Die direkten, sichtbaren Auswirkungen von Mobbing können sich in verschiedenen Verhaltensweisen zeigen, wie beispielsweise Schulschwänzen, Konzentrationsschwäche, Müdigkeit, Schlafstörungen, Leistungsabfall und ständigem Zuspätkommen. Kinder, die gemobbt werden, neigen dazu, in den Pausen länger im Klassenraum zu trödeln, Gruppenarbeiten zu meiden und ihren Kontakt zu Freunden zu verringern.
Ein weiterer Aspekt ist die Veränderung der Gruppendynamik durch Mobbing. Die Mitglieder der Gruppe, meist ist das ja eine Klassengemeinschaft, sind oft überzeugt, dass das Opfer selbst für seine Situation verantwortlich ist.
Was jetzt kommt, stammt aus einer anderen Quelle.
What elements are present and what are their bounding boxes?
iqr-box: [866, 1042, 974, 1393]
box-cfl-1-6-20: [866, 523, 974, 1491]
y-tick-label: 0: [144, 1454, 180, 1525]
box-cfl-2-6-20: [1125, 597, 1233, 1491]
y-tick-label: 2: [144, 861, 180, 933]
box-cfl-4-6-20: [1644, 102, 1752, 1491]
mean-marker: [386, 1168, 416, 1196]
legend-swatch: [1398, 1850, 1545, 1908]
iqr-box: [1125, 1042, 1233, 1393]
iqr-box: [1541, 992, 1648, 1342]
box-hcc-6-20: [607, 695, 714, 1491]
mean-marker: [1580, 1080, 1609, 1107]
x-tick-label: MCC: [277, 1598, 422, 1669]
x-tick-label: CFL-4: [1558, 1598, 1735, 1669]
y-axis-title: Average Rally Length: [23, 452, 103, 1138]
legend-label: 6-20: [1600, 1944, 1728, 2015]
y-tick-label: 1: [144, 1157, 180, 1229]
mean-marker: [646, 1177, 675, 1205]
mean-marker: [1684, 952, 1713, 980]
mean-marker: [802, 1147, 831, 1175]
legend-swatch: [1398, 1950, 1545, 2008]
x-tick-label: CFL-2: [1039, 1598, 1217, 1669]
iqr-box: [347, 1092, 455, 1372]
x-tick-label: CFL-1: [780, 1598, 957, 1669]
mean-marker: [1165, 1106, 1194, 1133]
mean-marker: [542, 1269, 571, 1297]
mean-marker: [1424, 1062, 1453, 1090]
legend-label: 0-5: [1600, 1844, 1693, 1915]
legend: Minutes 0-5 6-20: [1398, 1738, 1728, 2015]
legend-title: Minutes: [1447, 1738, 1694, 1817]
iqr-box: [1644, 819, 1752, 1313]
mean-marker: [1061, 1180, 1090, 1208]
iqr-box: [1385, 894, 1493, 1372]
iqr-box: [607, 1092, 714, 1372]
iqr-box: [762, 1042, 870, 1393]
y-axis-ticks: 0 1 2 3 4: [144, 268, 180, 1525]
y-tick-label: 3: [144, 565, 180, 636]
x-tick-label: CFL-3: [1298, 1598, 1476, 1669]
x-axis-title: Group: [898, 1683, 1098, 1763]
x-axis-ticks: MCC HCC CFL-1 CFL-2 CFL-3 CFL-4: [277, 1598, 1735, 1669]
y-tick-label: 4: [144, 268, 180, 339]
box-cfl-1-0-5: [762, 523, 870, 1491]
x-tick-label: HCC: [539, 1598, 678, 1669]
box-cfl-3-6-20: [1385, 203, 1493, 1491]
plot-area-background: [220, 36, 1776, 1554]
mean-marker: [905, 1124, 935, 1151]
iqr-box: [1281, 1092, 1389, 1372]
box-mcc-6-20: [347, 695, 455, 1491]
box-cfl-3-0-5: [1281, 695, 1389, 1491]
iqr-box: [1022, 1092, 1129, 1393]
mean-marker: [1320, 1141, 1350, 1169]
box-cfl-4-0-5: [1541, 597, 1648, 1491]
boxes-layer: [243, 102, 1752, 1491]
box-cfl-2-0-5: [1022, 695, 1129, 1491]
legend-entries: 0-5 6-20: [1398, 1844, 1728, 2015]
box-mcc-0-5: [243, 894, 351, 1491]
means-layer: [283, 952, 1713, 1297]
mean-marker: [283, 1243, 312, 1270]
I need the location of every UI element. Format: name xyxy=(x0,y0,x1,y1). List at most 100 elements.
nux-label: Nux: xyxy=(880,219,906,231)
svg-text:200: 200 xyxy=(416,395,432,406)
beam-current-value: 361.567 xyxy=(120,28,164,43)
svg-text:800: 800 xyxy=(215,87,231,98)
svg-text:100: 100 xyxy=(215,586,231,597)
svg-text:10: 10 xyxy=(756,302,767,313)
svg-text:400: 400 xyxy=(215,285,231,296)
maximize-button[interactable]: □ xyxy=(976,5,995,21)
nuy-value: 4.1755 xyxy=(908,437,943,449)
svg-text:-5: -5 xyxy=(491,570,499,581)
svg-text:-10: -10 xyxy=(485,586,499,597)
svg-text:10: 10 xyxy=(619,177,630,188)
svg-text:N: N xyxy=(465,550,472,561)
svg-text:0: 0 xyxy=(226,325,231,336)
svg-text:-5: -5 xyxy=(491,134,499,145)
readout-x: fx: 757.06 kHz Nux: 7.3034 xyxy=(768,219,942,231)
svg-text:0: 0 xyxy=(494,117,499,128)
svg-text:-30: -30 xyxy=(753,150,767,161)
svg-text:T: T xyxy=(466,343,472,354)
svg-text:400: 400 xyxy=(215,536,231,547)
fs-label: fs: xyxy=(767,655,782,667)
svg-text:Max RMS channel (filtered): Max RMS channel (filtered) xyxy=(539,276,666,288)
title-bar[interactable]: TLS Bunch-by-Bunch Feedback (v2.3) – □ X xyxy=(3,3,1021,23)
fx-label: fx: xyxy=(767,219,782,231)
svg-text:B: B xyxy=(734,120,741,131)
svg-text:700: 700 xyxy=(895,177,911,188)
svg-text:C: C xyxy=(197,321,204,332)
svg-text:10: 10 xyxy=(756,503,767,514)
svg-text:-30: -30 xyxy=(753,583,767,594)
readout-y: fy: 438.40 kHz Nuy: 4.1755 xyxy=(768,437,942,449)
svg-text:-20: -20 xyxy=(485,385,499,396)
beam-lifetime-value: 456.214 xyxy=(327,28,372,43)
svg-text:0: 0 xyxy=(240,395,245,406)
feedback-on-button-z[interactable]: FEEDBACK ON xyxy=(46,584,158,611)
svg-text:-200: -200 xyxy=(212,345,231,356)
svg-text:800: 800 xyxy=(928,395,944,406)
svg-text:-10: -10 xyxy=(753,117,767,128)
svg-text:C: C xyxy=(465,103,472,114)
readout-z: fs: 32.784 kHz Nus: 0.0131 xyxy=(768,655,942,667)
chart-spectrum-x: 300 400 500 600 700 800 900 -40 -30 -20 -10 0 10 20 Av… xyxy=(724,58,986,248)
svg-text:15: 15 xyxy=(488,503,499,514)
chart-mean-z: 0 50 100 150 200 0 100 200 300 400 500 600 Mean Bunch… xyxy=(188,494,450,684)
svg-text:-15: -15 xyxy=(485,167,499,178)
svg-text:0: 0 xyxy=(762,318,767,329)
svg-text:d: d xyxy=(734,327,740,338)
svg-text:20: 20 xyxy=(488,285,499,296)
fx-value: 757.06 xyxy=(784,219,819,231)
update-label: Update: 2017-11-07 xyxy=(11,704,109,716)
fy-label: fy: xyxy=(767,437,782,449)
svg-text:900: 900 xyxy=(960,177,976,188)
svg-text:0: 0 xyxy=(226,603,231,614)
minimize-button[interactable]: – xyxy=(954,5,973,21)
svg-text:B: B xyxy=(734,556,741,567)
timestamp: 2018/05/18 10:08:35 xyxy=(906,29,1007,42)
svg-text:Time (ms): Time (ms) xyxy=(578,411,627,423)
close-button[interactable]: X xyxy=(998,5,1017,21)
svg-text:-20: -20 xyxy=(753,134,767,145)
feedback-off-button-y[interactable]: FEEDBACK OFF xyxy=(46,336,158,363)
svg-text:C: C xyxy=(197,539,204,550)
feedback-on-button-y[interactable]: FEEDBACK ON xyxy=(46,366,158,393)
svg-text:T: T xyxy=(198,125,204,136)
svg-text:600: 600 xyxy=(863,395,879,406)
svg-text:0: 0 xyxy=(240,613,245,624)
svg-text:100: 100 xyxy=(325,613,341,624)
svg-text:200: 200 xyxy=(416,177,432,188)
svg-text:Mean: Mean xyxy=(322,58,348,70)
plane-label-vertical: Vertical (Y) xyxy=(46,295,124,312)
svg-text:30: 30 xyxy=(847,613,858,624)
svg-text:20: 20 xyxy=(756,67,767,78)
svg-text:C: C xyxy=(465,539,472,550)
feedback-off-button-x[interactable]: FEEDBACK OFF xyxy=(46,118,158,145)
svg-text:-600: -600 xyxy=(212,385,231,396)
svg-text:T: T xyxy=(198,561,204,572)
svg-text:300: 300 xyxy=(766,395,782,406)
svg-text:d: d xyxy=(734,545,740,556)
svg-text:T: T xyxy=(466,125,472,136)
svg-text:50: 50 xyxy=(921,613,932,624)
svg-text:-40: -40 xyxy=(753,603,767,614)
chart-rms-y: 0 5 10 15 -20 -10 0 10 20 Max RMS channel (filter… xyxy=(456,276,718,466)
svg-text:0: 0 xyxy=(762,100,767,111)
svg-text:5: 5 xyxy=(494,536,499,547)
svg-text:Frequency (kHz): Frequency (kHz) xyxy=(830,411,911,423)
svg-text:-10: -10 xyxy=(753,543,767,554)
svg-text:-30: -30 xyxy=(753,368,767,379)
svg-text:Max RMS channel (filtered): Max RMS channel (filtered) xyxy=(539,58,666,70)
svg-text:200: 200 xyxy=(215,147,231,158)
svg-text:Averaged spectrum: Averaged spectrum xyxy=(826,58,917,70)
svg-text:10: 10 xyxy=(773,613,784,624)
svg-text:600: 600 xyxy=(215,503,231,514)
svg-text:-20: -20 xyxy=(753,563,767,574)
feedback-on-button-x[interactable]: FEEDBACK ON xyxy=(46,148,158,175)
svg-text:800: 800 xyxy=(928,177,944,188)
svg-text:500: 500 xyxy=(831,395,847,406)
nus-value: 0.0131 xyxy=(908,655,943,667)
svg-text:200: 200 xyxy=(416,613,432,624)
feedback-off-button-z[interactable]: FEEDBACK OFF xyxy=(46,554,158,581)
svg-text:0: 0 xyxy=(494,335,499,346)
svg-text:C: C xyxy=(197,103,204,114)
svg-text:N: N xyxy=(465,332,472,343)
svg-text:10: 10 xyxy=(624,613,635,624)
Diese Überzeugung führt dazu, dass die Gruppe weniger oder keine Empathie entwickelt und kein schlechtes Gewissen in Bezug auf ihre Handlungen oder das Unterlassen von Hilfe hat. Hier sprechen wir wirklich von der ganzen Klasse, da auch die SchülerInnen, die zwar nicht aktiv mit mobben, aber auch nicht eingreifen, also die sogenannten „Zuschauer“, eine Position einnehmen.

3. Welche Rolle spielen soziale Medien beim modernen Schulmobbing, und welche Maßnahmen können Eltern ergreifen,um ihre Kinder online zu
schützen? 

Soziale Medien haben eine große Rolle im „modernen“ Mobbing übernommen. Kinder sind nicht mehr nur in der Schule, sondern auch zu Hause online möglichen Mobbingangriffen ausgesetzt. Eltern sollten einen offenen Dialog über Online-Aktivitäten führen, die Privatsphäre-Einstellungen überprüfen und ihren Kindern beibringen, respektvoll und sicher im digitalen Raum zu interagieren. Erfahrungsgemäß agieren Kinder, die ihre Bildschirmzeit am Handy beschränkt bekommen, deutlich bedachter und bewusster an ihrem Handy als diejenigen, die jederzeit und unlimitiert Zugriff auf alle Apps haben.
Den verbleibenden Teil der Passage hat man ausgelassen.